Show the cross-cloud connectivity
The connections between the clouds are the part unique to a multi-cloud diagram, and they deserve careful, explicit treatment. These are the cross-cloud elements to get right.
- Network connectivity: how the clouds are linked - a VPN, a dedicated interconnect, or traffic over the public internet - drawn as a labeled link crossing the boundary.
- Data replication or transfer: where data moves from one cloud to another, drawn as a directed flow so the direction and source of truth are clear.
- Identity and access: how identity federates across the clouds, when a single identity provider governs access on both sides.
- A global entry point: a DNS or traffic-management layer that routes users across clouds, drawn above both provider boundaries.
- Cross-cloud API calls: services on one cloud calling services on the other, drawn as directed arrows that visibly cross the provider boundary.
- Shared external dependencies: third-party services both clouds rely on, drawn once outside both boundaries.
- The egress cost and latency reality: annotate cross-cloud links where data-transfer cost or added latency is a design consideration worth flagging.
Keep the picture coherent
A multi-cloud diagram is at constant risk of overload, because it is at least two architectures plus the connections between them, so the level-of-detail discipline matters even more than in a single-cloud diagram. Start with a high-level multi-cloud context diagram that shows each cloud as a boundary with its major role and the connections between them, and only then build detailed diagrams inside each cloud's boundary. Trying to show both providers at full detail in one diagram produces something no one can read; the leveled approach keeps each view legible.
Consistency across the two sides also helps a reader move between them. Use each provider's own icons - that is correct and expected - but keep conventions like arrow direction, labeling, and the meaning of colors consistent across both boundaries, so the reader learns the visual language once. The leveled method from the system architecture diagram guide at /guides/system-architecture-diagram-guide applies directly, and the guide on diagramming AWS versus Azure versus GCP helps you draw each provider's side in its correct model, which is a prerequisite for a multi-cloud diagram that is accurate on both halves.
Keeping a multi-cloud diagram accurate
Multi-cloud diagrams drift on two fronts at once - each cloud's side changes independently - so keeping them current takes more discipline than a single-cloud diagram. The cross-cloud connections are especially prone to going stale, because a change to a replication job or a connectivity link on one side may be invisible to the team on the other. Assign the multi-cloud diagram an owner who spans both environments, or coordinate owners on each side, and treat any change to the cross-cloud interface as a trigger to update the shared diagram.
Keep everything editable in Atlas Diagram Studio at /diagrams so the diagram tracks both clouds as they evolve, and use real-time collaboration so the teams on each side can maintain their half together.

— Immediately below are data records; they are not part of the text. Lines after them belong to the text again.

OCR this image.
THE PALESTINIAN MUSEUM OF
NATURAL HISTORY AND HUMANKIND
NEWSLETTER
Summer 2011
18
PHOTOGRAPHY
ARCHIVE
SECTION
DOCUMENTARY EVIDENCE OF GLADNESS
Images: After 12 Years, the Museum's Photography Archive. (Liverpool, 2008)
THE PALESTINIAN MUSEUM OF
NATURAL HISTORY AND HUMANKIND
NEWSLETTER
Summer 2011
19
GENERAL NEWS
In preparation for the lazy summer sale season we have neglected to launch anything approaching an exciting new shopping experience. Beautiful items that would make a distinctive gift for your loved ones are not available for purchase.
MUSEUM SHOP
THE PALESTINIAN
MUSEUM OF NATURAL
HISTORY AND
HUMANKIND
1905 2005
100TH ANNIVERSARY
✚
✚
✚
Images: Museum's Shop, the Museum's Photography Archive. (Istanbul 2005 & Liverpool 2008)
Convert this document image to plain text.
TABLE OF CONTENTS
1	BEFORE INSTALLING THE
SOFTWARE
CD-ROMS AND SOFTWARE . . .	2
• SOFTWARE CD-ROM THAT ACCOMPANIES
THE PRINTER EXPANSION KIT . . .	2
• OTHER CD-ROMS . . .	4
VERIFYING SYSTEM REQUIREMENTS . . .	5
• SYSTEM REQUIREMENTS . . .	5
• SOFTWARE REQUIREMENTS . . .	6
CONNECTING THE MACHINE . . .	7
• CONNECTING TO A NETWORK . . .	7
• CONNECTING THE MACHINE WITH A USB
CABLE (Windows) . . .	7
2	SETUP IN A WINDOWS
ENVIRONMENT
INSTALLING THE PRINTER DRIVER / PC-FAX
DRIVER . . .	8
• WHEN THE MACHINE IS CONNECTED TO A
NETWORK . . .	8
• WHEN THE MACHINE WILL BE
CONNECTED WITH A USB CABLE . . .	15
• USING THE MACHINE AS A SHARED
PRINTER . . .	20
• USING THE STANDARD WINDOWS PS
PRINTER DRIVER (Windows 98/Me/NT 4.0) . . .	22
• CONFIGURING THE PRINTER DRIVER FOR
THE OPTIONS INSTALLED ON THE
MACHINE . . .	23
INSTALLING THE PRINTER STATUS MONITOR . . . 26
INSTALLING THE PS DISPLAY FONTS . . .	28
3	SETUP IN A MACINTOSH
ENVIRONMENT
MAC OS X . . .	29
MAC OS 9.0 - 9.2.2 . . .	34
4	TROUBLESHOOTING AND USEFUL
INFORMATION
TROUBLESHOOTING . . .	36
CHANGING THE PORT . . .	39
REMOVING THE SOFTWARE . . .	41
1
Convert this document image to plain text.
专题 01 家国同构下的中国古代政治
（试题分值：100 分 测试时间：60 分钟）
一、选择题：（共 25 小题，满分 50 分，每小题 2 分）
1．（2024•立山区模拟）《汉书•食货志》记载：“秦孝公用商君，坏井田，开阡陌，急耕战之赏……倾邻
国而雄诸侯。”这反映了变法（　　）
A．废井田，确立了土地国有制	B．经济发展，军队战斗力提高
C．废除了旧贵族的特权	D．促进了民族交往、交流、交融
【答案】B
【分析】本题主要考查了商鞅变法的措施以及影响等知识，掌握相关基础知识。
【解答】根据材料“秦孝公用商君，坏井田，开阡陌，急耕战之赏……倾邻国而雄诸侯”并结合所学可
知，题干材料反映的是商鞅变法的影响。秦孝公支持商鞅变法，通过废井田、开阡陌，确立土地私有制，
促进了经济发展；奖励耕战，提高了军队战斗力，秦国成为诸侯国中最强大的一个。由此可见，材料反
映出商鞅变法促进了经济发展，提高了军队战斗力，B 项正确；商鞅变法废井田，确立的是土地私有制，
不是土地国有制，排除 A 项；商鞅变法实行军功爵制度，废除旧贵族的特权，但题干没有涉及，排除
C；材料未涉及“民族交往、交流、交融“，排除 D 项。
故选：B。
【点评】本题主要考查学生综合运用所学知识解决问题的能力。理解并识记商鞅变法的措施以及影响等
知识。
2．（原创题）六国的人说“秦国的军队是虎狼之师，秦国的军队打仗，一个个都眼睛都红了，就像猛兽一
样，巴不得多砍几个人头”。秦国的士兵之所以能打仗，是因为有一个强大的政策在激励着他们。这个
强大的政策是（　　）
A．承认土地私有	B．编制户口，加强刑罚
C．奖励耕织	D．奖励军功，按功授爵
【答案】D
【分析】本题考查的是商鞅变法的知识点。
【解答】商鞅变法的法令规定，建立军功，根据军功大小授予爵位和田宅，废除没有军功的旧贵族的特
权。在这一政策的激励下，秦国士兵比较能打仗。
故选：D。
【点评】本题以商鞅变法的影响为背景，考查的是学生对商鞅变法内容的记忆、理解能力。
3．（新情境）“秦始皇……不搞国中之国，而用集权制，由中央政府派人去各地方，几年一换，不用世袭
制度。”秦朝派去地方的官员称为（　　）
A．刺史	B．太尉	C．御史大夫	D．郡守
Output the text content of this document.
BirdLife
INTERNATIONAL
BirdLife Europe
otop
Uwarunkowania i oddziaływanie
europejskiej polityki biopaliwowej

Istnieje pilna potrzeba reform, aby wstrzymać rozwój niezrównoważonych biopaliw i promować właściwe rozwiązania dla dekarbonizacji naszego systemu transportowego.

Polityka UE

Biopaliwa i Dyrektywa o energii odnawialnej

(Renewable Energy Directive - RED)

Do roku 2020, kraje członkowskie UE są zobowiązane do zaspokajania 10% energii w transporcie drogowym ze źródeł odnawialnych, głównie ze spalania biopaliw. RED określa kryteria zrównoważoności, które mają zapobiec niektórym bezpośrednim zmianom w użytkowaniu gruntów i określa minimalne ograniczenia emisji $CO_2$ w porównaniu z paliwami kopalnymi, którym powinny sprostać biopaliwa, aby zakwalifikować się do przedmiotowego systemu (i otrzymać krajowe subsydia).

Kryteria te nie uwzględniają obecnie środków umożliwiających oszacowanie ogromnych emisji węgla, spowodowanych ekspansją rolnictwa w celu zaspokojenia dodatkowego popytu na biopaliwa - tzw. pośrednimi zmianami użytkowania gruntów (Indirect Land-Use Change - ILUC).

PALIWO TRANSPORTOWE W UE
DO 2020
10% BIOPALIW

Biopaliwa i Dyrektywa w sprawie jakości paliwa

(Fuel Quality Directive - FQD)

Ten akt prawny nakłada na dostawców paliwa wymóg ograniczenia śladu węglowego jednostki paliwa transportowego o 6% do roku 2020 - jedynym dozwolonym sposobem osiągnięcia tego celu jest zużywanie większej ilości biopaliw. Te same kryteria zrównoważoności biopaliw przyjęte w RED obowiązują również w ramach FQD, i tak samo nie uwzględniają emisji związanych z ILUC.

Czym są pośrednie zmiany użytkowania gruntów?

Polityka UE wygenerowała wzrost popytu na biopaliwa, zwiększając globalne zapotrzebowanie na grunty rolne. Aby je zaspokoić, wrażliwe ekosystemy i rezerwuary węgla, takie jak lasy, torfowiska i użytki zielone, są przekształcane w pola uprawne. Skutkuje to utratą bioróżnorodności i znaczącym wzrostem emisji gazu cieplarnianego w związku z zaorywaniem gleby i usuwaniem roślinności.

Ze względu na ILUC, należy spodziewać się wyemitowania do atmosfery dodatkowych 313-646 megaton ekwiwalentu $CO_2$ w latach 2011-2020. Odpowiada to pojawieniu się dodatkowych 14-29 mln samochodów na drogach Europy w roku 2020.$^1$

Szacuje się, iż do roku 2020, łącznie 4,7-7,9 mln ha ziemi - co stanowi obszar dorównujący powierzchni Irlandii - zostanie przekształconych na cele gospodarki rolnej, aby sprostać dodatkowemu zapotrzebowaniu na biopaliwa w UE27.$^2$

Where each cloud is defined in infrastructure-as-code, deriving the per-cloud detail from that source keeps each side honest, as the guide on generating diagrams from code at /guides/how-to-generate-diagrams-from-code describes, while the cross-cloud connectivity is usually curated by hand because it is the part no single stack fully owns. A current multi-cloud diagram is one of the hardest to maintain and one of the most valuable to have, because no other document shows how the whole distributed picture fits together.